Countries have different laws that regulate the work of Internet Service Providers (ISP), the information they collect about you, how they store and how long they keep it, and who may request this information to be disclosed.
In the UK, the controversial 2016 Investigatory Powers Bill gave the law enforcement extraordinary powers to obtain access to private user metadata by requesting it from ISPs. The ISPs, in their turn, are obliged to store user metadata (such as connection times, browsing history, app installation logs) for up to one year, with very few safeguards protecting citizen privacy from arbitrary access by the law enforcement. In fact, the Investigatory Powers Bills (aptly named ‘The Snooper Charter’ by privacy advocates) practically allows the law enforcement to obtain your connection metadata even if you are not suspected of any crime, and within a very large time frame (12 months). The Bill has since been disputed at the High Cost of Justice and ruled unlawful, which may bring a number of changes to the charter in the coming months.

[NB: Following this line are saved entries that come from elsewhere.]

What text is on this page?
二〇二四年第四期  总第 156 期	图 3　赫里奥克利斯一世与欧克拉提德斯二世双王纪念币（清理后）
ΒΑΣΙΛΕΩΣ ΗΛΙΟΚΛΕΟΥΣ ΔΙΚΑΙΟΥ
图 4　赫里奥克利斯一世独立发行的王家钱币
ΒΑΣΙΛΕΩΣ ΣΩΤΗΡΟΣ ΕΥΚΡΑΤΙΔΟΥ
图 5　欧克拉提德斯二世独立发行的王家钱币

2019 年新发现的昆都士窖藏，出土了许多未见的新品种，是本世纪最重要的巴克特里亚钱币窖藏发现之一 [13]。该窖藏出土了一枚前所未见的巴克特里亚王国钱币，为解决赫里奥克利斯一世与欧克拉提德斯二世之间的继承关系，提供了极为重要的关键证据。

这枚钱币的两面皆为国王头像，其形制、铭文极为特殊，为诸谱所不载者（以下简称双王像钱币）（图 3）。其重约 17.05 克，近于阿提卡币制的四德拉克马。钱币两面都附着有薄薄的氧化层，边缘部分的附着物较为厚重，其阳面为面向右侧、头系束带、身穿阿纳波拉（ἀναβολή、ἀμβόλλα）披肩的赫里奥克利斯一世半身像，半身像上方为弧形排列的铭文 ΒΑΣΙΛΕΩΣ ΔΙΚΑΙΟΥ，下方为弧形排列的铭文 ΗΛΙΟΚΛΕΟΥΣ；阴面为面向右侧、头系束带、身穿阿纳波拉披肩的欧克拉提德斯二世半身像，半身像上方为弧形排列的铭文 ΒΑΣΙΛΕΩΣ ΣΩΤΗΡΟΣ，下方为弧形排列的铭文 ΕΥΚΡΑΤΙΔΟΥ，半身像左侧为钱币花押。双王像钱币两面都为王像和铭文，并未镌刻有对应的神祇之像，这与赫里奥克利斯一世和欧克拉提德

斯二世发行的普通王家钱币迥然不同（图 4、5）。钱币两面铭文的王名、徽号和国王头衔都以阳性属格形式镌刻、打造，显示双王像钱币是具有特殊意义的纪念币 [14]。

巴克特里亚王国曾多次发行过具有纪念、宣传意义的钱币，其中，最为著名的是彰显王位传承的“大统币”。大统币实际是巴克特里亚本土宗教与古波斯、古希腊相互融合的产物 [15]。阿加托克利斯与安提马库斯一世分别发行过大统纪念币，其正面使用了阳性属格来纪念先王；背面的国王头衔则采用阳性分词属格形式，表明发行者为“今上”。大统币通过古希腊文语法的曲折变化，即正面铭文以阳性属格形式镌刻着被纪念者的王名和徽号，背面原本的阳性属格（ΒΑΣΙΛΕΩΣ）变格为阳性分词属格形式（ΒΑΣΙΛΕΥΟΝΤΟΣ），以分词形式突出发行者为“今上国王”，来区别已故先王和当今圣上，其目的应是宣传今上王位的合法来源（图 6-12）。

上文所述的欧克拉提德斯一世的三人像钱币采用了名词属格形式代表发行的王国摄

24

Nevertheless, the practice of obliging ISPs to retain user data and to provide it to the law enforcement is a worrying trend in a number of countries. In the USA, the FCC-proposed Broadband Consumer Privacy Rules have been repealed by the current administration in 2017, empowering ISPs to collect your browsing data and sell it to advertisers. Selling your personal connection metadata to advertisers is a strong business model for all major ISPs across the world.
There is much to be concerned about. Your browsing history is part of the personal data that forms your digital profile. Your digital profile has an important economic and social value. Websites you access, apps you install, times when you connect to the internet are all relevant for advertisers to produce targeted ads. But these data about your digital life can also be relevant to the security services in your country. Your ISP functions as a gateway to your private data both for business stakeholders and for the authorities, as all your internet traffic is routed through the ISP.

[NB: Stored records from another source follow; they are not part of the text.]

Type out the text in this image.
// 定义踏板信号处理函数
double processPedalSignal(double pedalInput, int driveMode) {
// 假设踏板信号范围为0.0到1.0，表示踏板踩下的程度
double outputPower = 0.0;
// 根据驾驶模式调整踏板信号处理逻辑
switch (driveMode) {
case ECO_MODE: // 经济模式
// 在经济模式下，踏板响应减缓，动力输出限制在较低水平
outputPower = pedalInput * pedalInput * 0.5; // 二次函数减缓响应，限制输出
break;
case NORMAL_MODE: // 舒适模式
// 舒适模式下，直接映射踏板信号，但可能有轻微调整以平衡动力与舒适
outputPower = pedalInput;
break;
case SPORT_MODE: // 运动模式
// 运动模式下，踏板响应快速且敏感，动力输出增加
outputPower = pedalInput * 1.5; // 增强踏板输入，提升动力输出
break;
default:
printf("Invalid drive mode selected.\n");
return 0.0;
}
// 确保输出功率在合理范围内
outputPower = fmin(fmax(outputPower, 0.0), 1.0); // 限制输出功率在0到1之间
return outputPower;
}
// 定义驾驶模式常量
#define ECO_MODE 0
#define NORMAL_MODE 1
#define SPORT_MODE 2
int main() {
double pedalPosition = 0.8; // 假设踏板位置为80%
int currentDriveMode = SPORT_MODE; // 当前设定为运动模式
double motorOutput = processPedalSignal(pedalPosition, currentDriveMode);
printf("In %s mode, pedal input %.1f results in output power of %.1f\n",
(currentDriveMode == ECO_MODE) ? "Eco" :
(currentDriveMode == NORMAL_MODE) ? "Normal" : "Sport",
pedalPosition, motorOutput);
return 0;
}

In addition, in countries with strict copyright laws, ISPs are obliged to provide your P2P sharing data upon request from relevant authorities. The data from your ISP allows the authorities to determine what sort of content you download and seed, and whether you deserve to be slammed with a fine for copyright infringement.
ISPs also know how to use your connection metadata to their own business advantage. ’Throttling’ is a practice of setting temporary caps on your bandwidth: for example, if you are gaming and using much bandwidth, the ISP may intentionally slow down your connection after the cap is reached, trying to push you to buy a more expensive subscription plan.
There are several ways to keep your browsing history hidden from the prying eyes and greedy little hands of your internet service provider.
Hide your passwords and the content you watch online by installing HTTPS browser extension. HTTPS browser extension will make sure all data is encrypted when you visit each and every website. That is, your ISP will still know you visited the website, but not what content you streamed, or what login credentials you entered. Obviously, as this is a browser-based extension, HTTPS will not hide your app or P2P data from the ISP.
Use a VPN. Virtual Private Network is a certain way to keep your data protected – on your PC, on your mobile, on your tablet; in the browser, in apps, and on P2P channels. VPN assigns you an anonymous IP and masks your actual location from the ISP. Therefore, while the ISP will register your traffic, it will not be able to actually match it to you and your home address. VPN also encrypts all your internet traffic, leaving your ISP nothing to harvest from your browsing sessions. Most VPNs have both PC and mobile versions.
Use Tor browser. To maximise your privacy, use Tor alongside the VPN – most major VPN providers are compatible with Tor browser, and the use of both will not slow down your connection significantly. Tor is perfect to execute anonymous searches, by encrypting all your search queries and any other activity in the browser. Where Tor falls short (it does not, for example, prevent ISPs from seeing your app or P2P activity), VPN will come through to safeguard your privacy. On Android, Tor is available through Orfox+Orbot package.
A popular misconception is that whenever you want to keep your browsing history secret, you just need to open the ‘incognito’ mode in your browser – and there you have your invisibility cloak. While the incognito mode may prevent your mother from (accidentally) seeing your browsing history… let’s be honest, if the police need to snoop on your darkest digital secrets, they will send a request directly to your ISP, not to your mother. The incognito mode is designed to ‘forget’ your browsing and search history, but it does not hide it from the ISP.